夜は特別な用事がない限り、普段は除霊師としての仕事を行う。レインタウンには国に認められた除霊師が灯真を含めて五人おり、全員が同じマンションに住んでいる。夜になると仕事の話をするために、マンションの一階にあるカフェ『ハンス』に集まることになっている。
「悪いけど俺、今日はパス。まじで体がもたねえ」
五人はそれぞれカウンターの椅子に座ったり、テーブル席のソファに座ったりしてコーヒーや紅茶を飲んでいる。カウンター内の椅子に座っている最年長除霊師の小谷野は、眠っているのか起きているのかわからない目の細さで、向かいに座る灯真を見た。
「若いもんは体力がないのう」
「うるせー。犯罪組織一つ壊滅させたうえに一斉除霊してんだぞ。クソババァには無理な話だろ」
「そもそも人殺しは仕事の範疇を超えておるがな」
「やりたくてやるわけねーだろ」
「灯真くんは昨日頑張ったもんねえ! えらい、えらい!」
腰まであるロングヘアが自慢の紗里奈が、カウンターの椅子に座っている灯真を後ろをから抱きしめ、さらには頭をグシャグシャと雑に撫でる。
「子供扱いすんな!」
灯真は紗里奈の手を振り払い、椅子に座ったまま彼女に向き直る。
「私から見たら高校生は十分子供よ」
「うっせえ、ババァ」
「じゃあ、今日はそのババァが行って来てあげよっか?」
大きな胸をさらに主張するように、紗里奈が腕を組み灯真の顔を覗き込む。
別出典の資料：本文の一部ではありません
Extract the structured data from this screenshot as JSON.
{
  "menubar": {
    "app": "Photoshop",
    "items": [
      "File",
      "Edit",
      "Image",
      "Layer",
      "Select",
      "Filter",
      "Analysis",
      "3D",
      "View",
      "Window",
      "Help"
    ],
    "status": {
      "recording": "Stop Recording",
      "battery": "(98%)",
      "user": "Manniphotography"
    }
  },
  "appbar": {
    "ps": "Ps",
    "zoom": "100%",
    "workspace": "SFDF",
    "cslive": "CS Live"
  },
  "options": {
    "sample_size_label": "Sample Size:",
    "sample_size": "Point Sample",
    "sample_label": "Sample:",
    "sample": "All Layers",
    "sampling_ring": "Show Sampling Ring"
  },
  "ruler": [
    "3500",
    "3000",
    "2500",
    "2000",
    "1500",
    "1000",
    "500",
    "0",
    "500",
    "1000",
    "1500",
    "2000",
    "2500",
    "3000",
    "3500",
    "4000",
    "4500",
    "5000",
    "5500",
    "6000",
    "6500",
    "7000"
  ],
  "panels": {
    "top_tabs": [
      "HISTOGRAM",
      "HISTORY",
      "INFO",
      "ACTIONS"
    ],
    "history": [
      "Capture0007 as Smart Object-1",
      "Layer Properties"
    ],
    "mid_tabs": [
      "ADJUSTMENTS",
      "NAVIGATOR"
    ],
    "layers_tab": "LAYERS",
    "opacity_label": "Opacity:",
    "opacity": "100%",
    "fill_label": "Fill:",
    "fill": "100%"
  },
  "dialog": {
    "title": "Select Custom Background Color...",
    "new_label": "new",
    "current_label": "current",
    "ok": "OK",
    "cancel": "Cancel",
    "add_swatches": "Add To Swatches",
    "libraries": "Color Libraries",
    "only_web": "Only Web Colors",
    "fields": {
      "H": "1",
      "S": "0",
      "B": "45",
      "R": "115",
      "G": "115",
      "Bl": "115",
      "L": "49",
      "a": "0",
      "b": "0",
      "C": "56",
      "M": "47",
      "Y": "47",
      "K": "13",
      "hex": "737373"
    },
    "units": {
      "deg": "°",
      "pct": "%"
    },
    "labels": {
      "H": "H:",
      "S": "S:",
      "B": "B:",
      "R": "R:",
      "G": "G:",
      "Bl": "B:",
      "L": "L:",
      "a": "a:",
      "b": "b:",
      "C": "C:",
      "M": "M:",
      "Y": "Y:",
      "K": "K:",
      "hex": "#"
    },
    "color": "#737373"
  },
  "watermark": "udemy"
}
鬱陶しそうに眉を顰めながら、灯真はテーブルに頬杖をついた。白いマグカップからはまだ湯気が出ている。
「お前にできんのかよ」
「あら、やだ。こう見えてもここのNo.2よ? 灯真くんほどじゃないにせよ、大量の霊を一掃するくらいわけないわ」
五人のうち最も霊力が高く、除霊成功率が高いのは灯真であり、紗里奈はその次だ。
「紗里奈さんなら大丈夫だろ。灯真は部屋で寝てろよ」
テーブル席で携帯型ゲーム機と睨めっこしていた悠聖は、画面から視線を外して二人を見やる。彼の向かいに座る、二十代の一見サラリーマン風の男、西日は、悠聖のゲーム機の画面に「loseと表示されたのを見て、新しいたばこを口に咥えた。
「そもそもあんたを拾ったのは私よ? 任せなさい!」
「はいはい。んじゃ、頼んだぜ」
今は使われていない倉庫で大量殺人があったとの情報が入ったのが十分前。そこは以前から密輸組織が拠点としていた場所であり、殺されたのはおそらくその組織の人間か、あるいは組織を一網打尽にしようとした警察のどちらかだ。
除霊の仕事はその日に手が空いている者が行うか、あるいは上から降りてくる情報をもとに、除霊対象に対抗できる霊力を持つ除霊師が指名される。数体の浮遊霊や力の弱い悪霊を除霊したり、廃墟の視察に行ったりする程度なら誰が行っても問題はない。